Boulez spent 67 years working on this score, which considering its meager rewards, seems about 66 years and 11 months too long. It seems almost wryly comical that such long and tortuous labors were spent on such a dry and ascetic five minutes of music. The two sections (“Parts 1a and 1b”) are cast in Boulez’s patented plink, plank, plunk serial style. The Diotima players gave these miniatures their considerable all—bringing delicacy and, again, a wide array of soft dynamics to the first part as well as bite and vehemence to the latter section.

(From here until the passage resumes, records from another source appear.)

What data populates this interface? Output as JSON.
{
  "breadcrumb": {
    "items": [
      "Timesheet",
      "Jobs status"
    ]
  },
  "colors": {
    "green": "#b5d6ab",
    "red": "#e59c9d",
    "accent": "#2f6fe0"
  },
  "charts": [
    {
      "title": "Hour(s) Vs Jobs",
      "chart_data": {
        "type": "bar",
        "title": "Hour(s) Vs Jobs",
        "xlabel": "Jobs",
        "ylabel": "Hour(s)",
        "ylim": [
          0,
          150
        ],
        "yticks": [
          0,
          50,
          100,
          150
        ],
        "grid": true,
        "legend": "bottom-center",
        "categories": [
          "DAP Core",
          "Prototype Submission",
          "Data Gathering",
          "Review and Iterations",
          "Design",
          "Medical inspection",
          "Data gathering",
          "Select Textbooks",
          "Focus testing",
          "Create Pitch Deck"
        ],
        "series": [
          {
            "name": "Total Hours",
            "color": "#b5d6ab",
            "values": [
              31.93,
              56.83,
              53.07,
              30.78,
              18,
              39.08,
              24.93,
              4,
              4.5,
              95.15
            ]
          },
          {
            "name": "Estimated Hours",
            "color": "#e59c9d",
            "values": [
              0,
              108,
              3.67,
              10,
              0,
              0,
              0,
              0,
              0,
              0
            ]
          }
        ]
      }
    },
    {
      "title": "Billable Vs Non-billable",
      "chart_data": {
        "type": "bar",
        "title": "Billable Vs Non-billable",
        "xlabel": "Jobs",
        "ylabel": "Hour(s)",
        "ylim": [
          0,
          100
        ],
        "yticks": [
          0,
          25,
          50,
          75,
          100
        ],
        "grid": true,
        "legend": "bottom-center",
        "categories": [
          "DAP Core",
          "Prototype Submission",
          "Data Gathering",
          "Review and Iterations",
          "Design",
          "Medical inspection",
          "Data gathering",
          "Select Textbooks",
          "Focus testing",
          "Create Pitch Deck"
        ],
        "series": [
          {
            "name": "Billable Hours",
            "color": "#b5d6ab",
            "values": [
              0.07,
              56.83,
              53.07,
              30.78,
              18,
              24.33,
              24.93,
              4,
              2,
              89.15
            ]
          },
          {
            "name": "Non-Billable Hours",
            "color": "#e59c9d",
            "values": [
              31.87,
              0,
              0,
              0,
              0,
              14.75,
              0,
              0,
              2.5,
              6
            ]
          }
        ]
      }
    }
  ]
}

The evening ended with one of the most popular works in the chamber repertoire, Debussy’s Quartet in G minor. The composer’s sole work in the genre came early in his career in 1893, and this quietly revolutionary music, with its shifting textures and kaleidoscopic style, anticipated Debussy’s most individual music to come.
Throughout this sterling performance, the Diotima members brought a freshness and urgency that made this familiar score seem boldly revitalized, like an ancient painting with centuries of grime removed. They launched the opening movement in a strong and forthright style (“Animé et très décidé” as marked) with incisive playing and an emphatic coda. The players encompassed the quicksilver pizzicatos and elliptical phrases of the ensuing movement with nimble rhythmic acuity.
The performance was at its expressive peak in the Andantino. From the opening solos by second violin and viola, the players drew one into a deep well of sadness where time seemed to stand still, conveying an essential melancholy introspection.
The tempo for the finale may have been faster than the Très modéré marking but made for an undeniably virtuosic and sizzling coda to a concise yet rewarding evening of music.
“Music from Paris” continues through Friday at the Logan Center. Quatuor Diotima performs Stravinsky’s Three Pieces, Szymanowski’s String Quartet No. 2 and Bartók’s String Quartet No. 1, 7:30 p.m. Thursday.
The festival concludes 7:30 p.m. Friday with Dutilleux’s Ainsi la nuit, Ravel’s String Quartet, and Franck’s Piano Quintet with Meng-Chieh Liu. chicagopresents.uchicago.edu
Posted in Performances
Posted Oct 28, 2022 at 6:28 am by Richard Blocker
The Boulez we heard on Wednesday was approximately the first 10 minutes of a 45-minute work. Inexplicably, this was nowhere acknowledged in the publicity for the concert, leading those of us who had been anticipating this long postponed performance to feel disappointed.
The assessment posted here by Mr. Johnson uses the brevity of the performance to underline the negative connotations of spending so many years reworking the piece, as if that’s all Boulez had to show for his life in music. The absurdity of this position is obvious to anyone who understands the breadth of Boulez’s musical contributions. One may dislike the man’s music, but it is truly condescending to claim “tortuous efforts” giving rise to “meager results.”